By Frederik Joelving
NEW YORK (Reuters Health) - Screening all pregnant women for a rare but fatal genetic disease is too expensive, researchers say in a new report that adds to a recent controversy about whether genetic tests are worth the cost.
Babies with the severe form of the disease -- known as spinal muscular atrophy or SMA -- become too weak to breathe effectively within months of birth. They usually die as toddlers after a futile battle against lung infections.
While scientists can already screen for SMA, allowing parents to seek an abortion or decide against having children, doctors are split on whether or not to recommend routine screening due to cost concerns.
The new study puts the price squarely on the table: $5 million for each case of SMA avoided by prenatal screening.
"We found it to be too expensive," said Dr.

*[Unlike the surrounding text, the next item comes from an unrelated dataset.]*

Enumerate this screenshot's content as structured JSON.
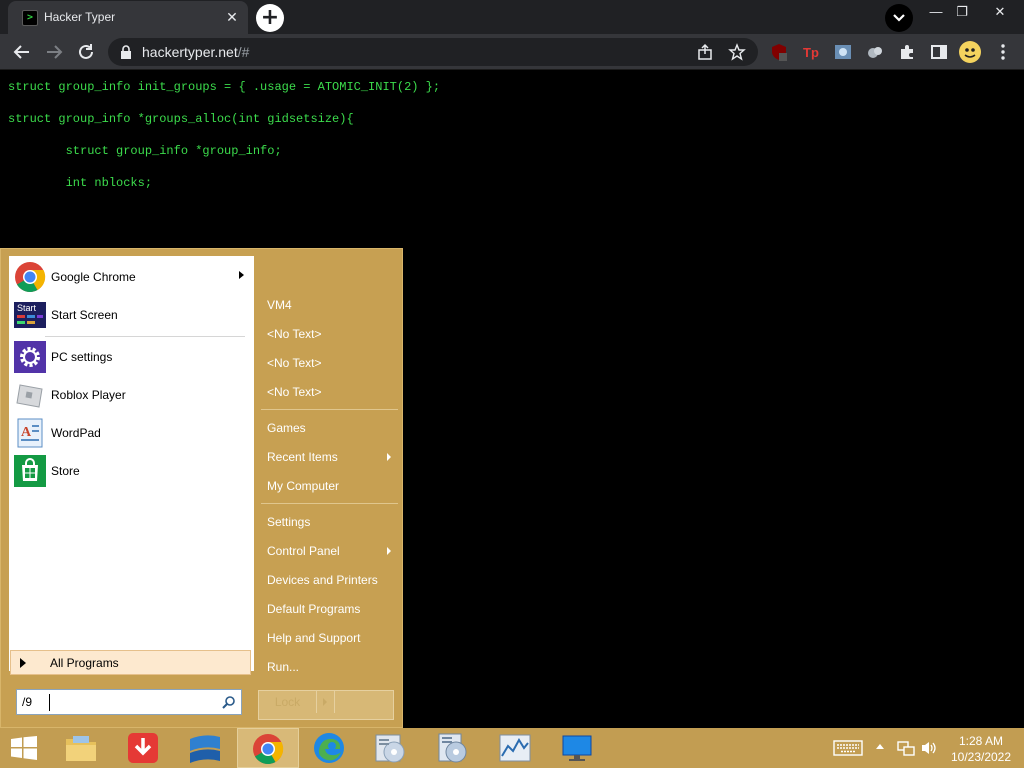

Sarah Little of Massachusetts General Hospital, who worked on the study. She added that the value for money was a tiny fraction of what is generally considered acceptable by health economists.
While a genetic test for SMA costs just under $500, more than 12,500 women would have to be screened to prevent one case of SMA, which affects only about 1 in 10,000 newborns.
The results bolster guidelines from the American College of Obstetricians and Gynecologists, which recommends that only parents with a family history of SMA get screened.
However, another professional association, the American College of Medical Genetics, was not impressed with the study, which was published in the American Journal of Obstetrics and Gynecology.
"They came to the wrong conclusion because they used the wrong tool to do the evaluation," said Michael Watson, executive director of the American College of Medical Genetics, which recommends universal screening for SMA.
The team used the standard method of calculating cost-effectiveness, which naturally favors screening for diseases such as cystic fibrosis in which patients live long lives and require expensive treatment.
When patients die young, in contrast, they don't incur a lot of expenses, and so the dollar value of preventing such diseases is smaller.
"It's just not a practical approach," said Watson, adding that "we could save a ton of money in the US if everybody died."
While Little agreed the analysis was not ideal, she said cost was an important piece of information in policy making.
The SMA Foundation, a patient advocacy group, declined to comment on the new findings.
In an editorial accompanying the report, health economist Scott Grosse, of the Centers for Disease Control and Prevention, said it was still too soon to judge the value of screening for SMA.
In an e-mail to Reuters Health, he said: "The increasing number of tests for rare genetic diseases presents both opportunities and challenges. We do not have a national consensus on the criteria to use in deciding which genetic tests should be routinely offered."